Ministers repeatedly insisted smokefree legislation passed by the previous government would increase tobacco-related crime, even after senior health officials told them it could have the opposite effect.
The laws, which the government scrapped in February, would have slashed the number of tobacco retailers from 6000 to 600, removed 95 percent of the nicotine from cigarettes and banned sales to anyone born in 2009 or later.
Prime Minister Christopher Luxon and Health Minister Shane Reti repeatedly told reporters that the legislation would drive up ram raids and grow the tobacco black market.
The claims were among talking points circulated by the Prime Minister's Office, revealed in documents released to shadow health minister Ayesha Verrall under the Official Information Act and provided to RNZ.
The to-and-fro between ministers' offices and officials in late November and early December shows senior health officials tempering and correcting the language originally proposed by the Prime Minister's Office.
Health ministry deputy director-general Andrew Old advised Reti's staff that the risk had been considered when the policies were being introduced, but subsequent research found that illicit tobacco trade "has actually been decreasing". The research found the new laws "may lead to an increase or a decrease in the illicit tobacco trade", Old wrote.
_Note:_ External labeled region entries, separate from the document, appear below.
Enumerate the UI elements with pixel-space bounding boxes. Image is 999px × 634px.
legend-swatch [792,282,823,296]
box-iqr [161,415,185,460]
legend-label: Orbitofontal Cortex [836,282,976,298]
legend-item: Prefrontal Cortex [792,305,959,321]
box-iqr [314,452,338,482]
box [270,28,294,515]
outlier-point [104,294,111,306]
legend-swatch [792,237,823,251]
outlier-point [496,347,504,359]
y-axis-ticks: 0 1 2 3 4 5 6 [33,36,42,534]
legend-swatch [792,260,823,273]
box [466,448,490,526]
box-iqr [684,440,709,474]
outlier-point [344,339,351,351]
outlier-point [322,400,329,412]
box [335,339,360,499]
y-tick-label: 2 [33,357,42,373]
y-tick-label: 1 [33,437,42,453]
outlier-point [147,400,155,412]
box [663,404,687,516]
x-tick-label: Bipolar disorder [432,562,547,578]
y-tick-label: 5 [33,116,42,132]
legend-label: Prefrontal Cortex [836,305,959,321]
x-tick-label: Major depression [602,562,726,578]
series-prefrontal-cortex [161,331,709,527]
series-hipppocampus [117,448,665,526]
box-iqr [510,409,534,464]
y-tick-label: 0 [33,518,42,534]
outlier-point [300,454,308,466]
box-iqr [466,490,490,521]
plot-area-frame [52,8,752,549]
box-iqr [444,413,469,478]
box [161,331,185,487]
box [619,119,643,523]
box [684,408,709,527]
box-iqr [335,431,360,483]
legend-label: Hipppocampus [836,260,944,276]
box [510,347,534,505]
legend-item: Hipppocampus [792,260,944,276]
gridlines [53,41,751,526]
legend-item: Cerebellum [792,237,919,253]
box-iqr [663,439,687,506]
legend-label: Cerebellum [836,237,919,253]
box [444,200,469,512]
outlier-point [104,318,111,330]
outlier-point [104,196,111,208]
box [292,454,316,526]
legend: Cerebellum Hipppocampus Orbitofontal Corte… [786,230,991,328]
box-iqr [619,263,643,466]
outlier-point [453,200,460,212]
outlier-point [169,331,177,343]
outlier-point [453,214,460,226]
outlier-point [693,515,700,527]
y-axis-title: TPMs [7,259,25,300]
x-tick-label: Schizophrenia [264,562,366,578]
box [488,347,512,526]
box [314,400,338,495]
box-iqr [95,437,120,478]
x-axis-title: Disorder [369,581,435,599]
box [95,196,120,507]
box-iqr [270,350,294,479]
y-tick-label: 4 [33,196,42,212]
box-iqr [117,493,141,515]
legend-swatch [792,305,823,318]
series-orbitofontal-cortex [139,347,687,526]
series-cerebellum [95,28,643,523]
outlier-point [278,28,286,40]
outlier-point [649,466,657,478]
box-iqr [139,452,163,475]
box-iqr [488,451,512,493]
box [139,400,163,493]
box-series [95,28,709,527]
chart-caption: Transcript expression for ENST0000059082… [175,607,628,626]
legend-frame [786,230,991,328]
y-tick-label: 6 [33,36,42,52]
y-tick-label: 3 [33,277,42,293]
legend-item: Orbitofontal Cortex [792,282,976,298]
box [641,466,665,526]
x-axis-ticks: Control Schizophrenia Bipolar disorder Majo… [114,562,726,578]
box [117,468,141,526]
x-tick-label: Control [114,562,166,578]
Despite this, responses were sent from Reti's office in the following days to several media outlets, including the BBC, Stuff, and NZME, asserting concerns that the changes "would have increased the black market for tobacco, and an escalation of ram raids".
Luxon told Morning Report in early December that the remaining tobacco retailers "will become a massive magnet for crime and we also believe that it will drive more of the market into the black market as well".
The draft talking points included a note that the ram raids claim had come from Police Minister Mark Mitchell's office and that the Prime Minister's Office was following that up.
There was no further mention in the documents of any evidence to support that claim.
Policies were 'expected to reduce risk of crime'
The regulatory impact statement for the policies, which Reti requested from his staff, suggested the opposite.
As a result of the entire suite of laws coming into place, "dairies and other small businesses may be less subjected to robberies", it said.
In advice provided to associate health minister Casey Costello and copied to Reti a few days later, officials said the low nicotine policy "was also expected to significantly reduce the incentive to steal tobacco from approved retailers".
"The combination of these policies was therefore expected to reduce the overall risk of crime through fewer targets, more robust security processes, and a less appealing product."
But ministers continued to double down on the ram raids claim for weeks afterwards.
"We believe very strongly [the laws] would have driven more criminal activity and it would have created a black market," Luxon told Morning Report in February.
"Limiting distribution when we've already seen ram raids … because they wanna take the smokes - actually that would have driven more ram raid activity."
Other talking points were discussed ahead of the Prime Minister's post-Cabinet press conference on 4 December, including the decline in smoking rates.
Luxon emphasised the decline in overall smoking rates to reporters that afternoon, saying the government was "deeply committed" to lowering smoking rates.
Hours beforehand, officials had provided advice to his office that although adult smoking rates were declining under the status quo, they were not dropping at the rate needed to achieve the Smoke Free 2025 goal, and Māori women would not achieve that goal until 2061.
Labour's Verrall said the documents "show the political process of lines, probably originating in the Prime Minister's department, specifying what the government wanted to say and then being sent out to ministers to go see if they could find evidence to support these claims".
"They come up with nothing, yet they continue to feed those lines out anyway."
A spokesperson for Reti pointed RNZ back to the regulatory impact statement, which included Customs advice that the black market was increasing and that independent research was needed into whether the smoke free laws could increase that risk.
When asked why the results of that independent research, which came to the opposite conclusion, were not used by ministers instead, the spokesperson said that it was "pretty normal" for ministers to take advice over a period of time and that they were entitled to use the earlier advice from Customs.
Read more from RNZ's investigation into smokefree law repeal:
Smokefree law repeal
The National-led coalition government repealed the Smokefree Amendment Bill earlier this month as part of its agreement with NZ First.
The change is expected to boost revenue from excise tax by $1.5b, because fewer people will stop smoking. But public health experts and officials have warned there will also be a heavy cost on the health system.
An RNZ investigation revealed Costello's office sought advice on further measures, including freezing tobacco excise tax for three years. Costello denies requesting the advice but says she does not know who did.
Costello was warned by officials repealing the legislation would be viewed as a breach of the Treaty of Waitangi.
RNZ has identified similarities in the language and themes used in notes from Costello's office and those used by the tobacco industry and its supporters.